Biographie

ALAIN BERGEON

Par lui-même

L’après-guerre est pour mes parents une période difficile
où pendant quelques années ils manquent de tout en s’essayant au métier d’agriculteurs.

Ils sont malgré tout très gais.
Nous vivons heureux, mes deux sœurs mon frère et moi.
Nous sommes comme des rois dans cette campagne très ordinaire.
Les bois d’automne sentent le cèpe.
Les rosés des prés couvrent les prés,
les vignes promptes à geler l’hiver nous donne leurs baraganes,
les petits moulins de fil de fer et de carton tournent dans le ruisseau,
sans effrayer les écrevisses.

A nous le petit vélo, la balançoire,
les arbalètes à grenouilles,
les cerfs-volants
et la confiture de coings.

Mon père était très courageux et très ingénieux,
il passait beaucoup de temps à inventer des trucs pour gagner du temps.
De lui j’ai pris
le goût de la bricole,
le plaisir des outils,
le respect du tenon et de la mortaise,
l’affection pour le marteau, le ressort à boudin et les clous,
pour la pince-monseigneur, les clés anglaises,
les ciseaux à bois et la caravane passe (c’est pas de moi mais j’aime bien).

J’aime bien aussi les pignons d’angle,
les bielles qui coulent,
la barre de torsion,
le compas à volutes,
les poulies qui grincent,
les balanciers et les vis sans fin,
surtout les vis sans fin, et j’en passe énormément.
Tout ça me sert au théâtre bien sûr.

Ma mère était une femme douce, sensible, sensible et aimante,
qui lisait beaucoup quand elle avait le temps
et qui jouait très bien du piano.
Ils me manquent tous les deux,
j’aimerais pouvoir les revoir un jour.

Si Dieu qui est très bon et tout-puissant
voulait bien exister un peu,
il pourrait les inviter dans son Paradis.
Il m’y inviterait aussi, plus tard.
Alors, je lui pardonnerais ses offenses.

L’été, mon grand-père et ma grand-mère maternels venaient
chez nous prendre quelques vacances.
Mon grand-père faisait en amateur de belles aquarelles.
D’après la légende familiale, c’était aussi un homme distrait : un jour,
un de mes oncles l’a vu se saluer dans un miroir.
C’est avec lui que j’ai fait mon premier petit paysage « sur le motif ».
Plus tard mon oncle Tony que j’adorais, bon paysagiste amateur aussi,
homme fin et très drôle comme sont quelquefois les hommes un peut tristes,
m’emmena en Espagne.
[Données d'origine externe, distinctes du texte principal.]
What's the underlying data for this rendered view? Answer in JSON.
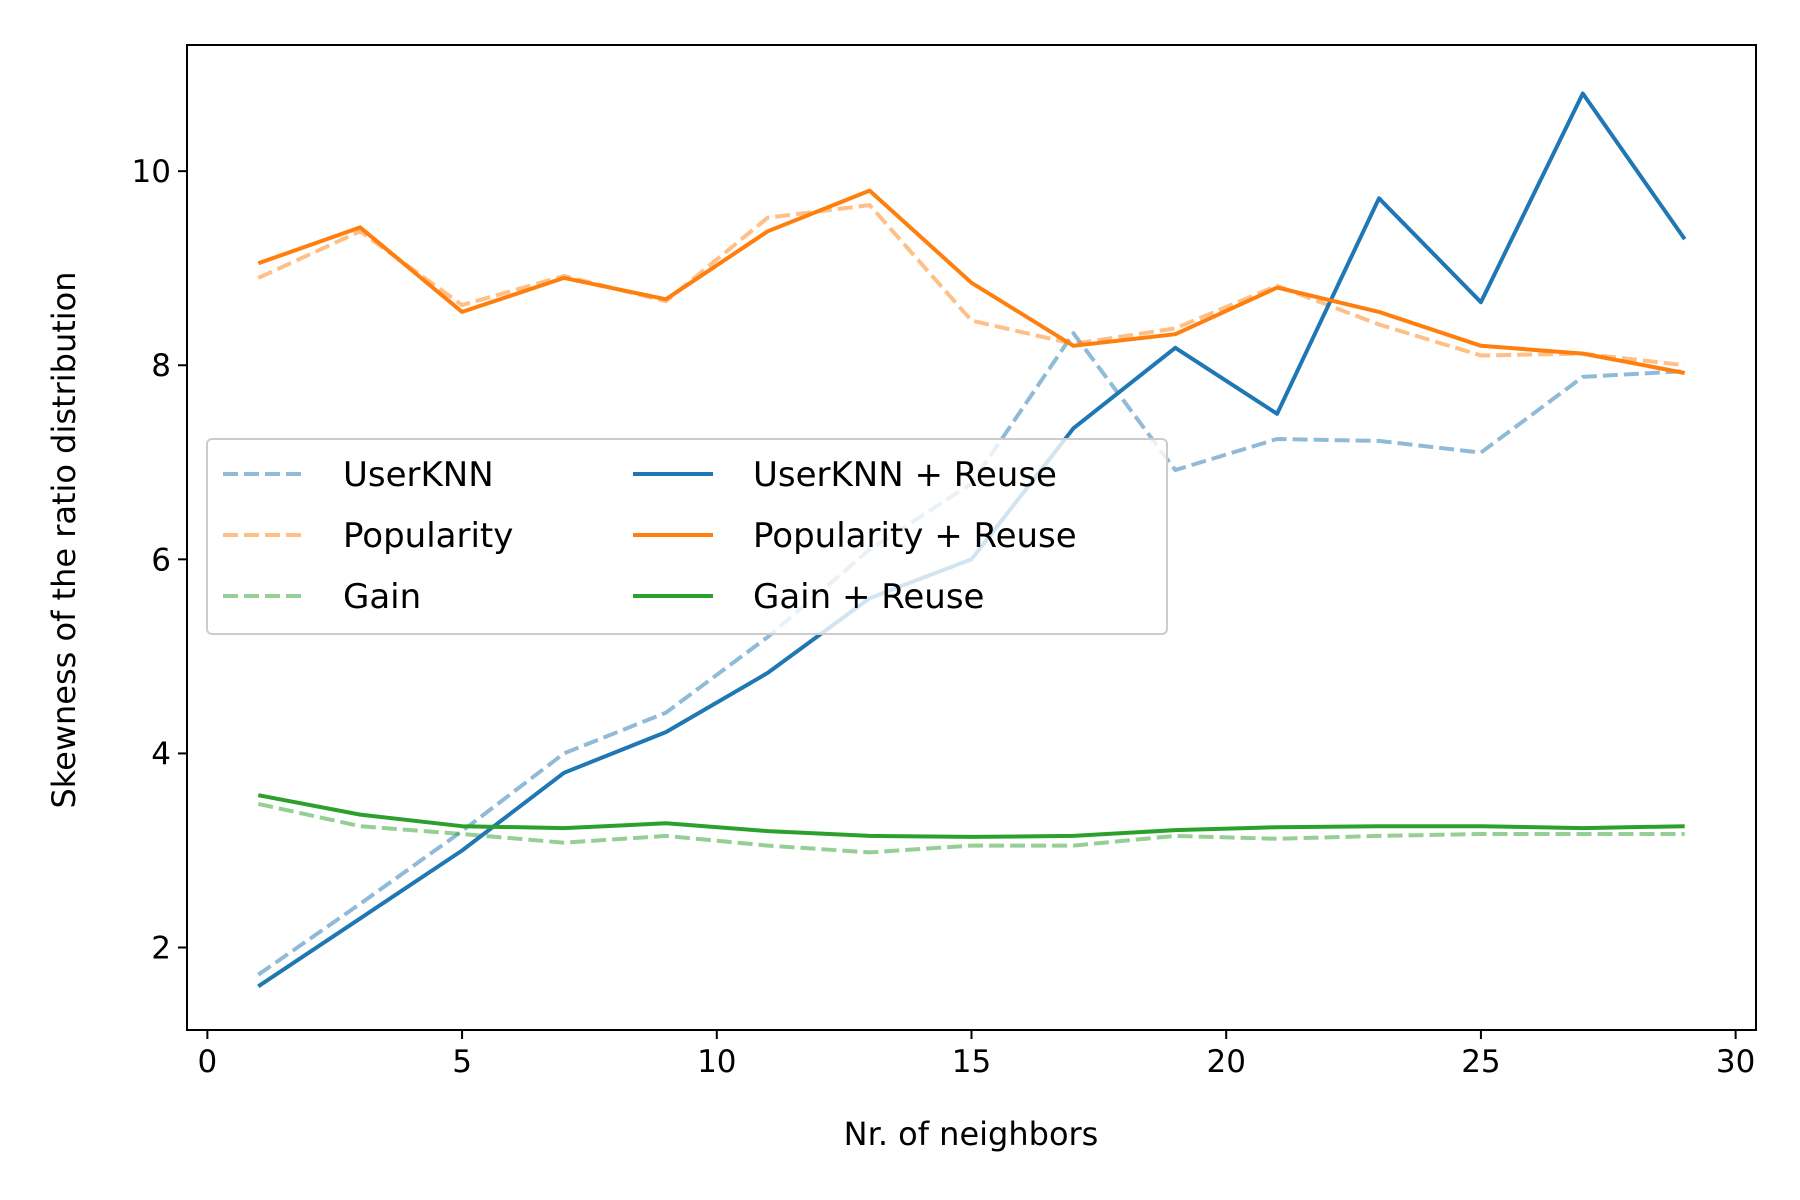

Avec lui je découvre Goya, Zurbaran, Murillo…,
mais c’est surtout Le Greco qui m’impressionne,
et pour longtemps.

Après c’est les Beaux-Arts à Bordeaux.
Cinq ans à apprendre, des années à désapprendre.
Dans ce temps des Beaux-Arts, je me fais des amis toujours fidèles.

C’est l’époque de mes premiers pas au théâtre : décorateur, acteur aussi (mais très mauvais !),
dans la troupe des Panphiles, dirigée avec passion, comme tout ce qu’il fait,
par Michel Petuaud-Létang.

Passons sur les longs mois qui me furent volés par le Ministère des Armées.

Viennent ensuite les voyages pour former ma jeunesse.
Iran, Afghanistan, Inde, plusieurs année au Liban:Exposition de peinture, création d’un atelier de vitrail avec Philippe olivier et musicien le soir,
avec le même, dans quelques lieux branchés de Beyrouth .
Ensuite c’est Londres, musique encore et peinture.
Puis retour à Bordeaux. Jean-Pierre Dulucq m’accueille dans son atelier de La Poterie.
Belles fêtes et bon travail.

De mon mariage avec Annick naissent trois enfants ;
je deviens enseignant pour les nourrir. Ils mangent énormément, ils sont très beaux,
je les aime beaucoup.
Viennent à cette époque des expositions en Espagne, en Angleterre, au Japon et en France.

Après mon divorce je rencontre Jeanne Lacombe qui devient ma compagne
pendant sept ans. Elle est peintre. Son travail, que je respecte beaucoup,
a sûrement bousculé le mien.

Depuis quinze ans, je vis avec Brigitte, qui m’aide jour après jour à tenter de savoir qui je suis.
Les étreintes qui jaillissent sur mes toiles ne sont pas le fruit du hasard…

Je partage tout mon temps entre la peinture et le théâtre – scénographie et décors- les rencontres y sont riches: rencontres avec des textes- Michaux, Molière, Pierre Rabhi, Bourgeix, Gabili, Sastres…-,
rencontres avec des metteurs en scène – nombreuses scénographies pour Jean-Luc Ollivier.
Les échanges et les complicités avec lui ont souvent apporté du nouveau
à ma création-, rencontres avec des auteurs, des comédiens, des musiciens.

Cette effervescence a nourrit la solitude de mon atelier et n’a cessé d’aiguillonner ma création.
Beaucoup de ceux avec qui j’ai passé de nombreuses journées à travailler
sur des spectacles sont devenus mes amis pour longtemps, un vrai luxe !

Depuis quelques années je consacre tout mon temps à la peinture
et c’est loin d’être suffisant.

Je suis fait de tout cela et aussi de bien d’autres choses.

Alain Bergeon

ps. Vous aurez surement remarqué que je ne m’encombre pas de dates, ça n’est pas un choix , c’est une infirmité !
Le temps a toujours été pour moi une matière malléable, déformable, presque liquide, inattrapable.
Très jeune, je m’en suis désintéressé.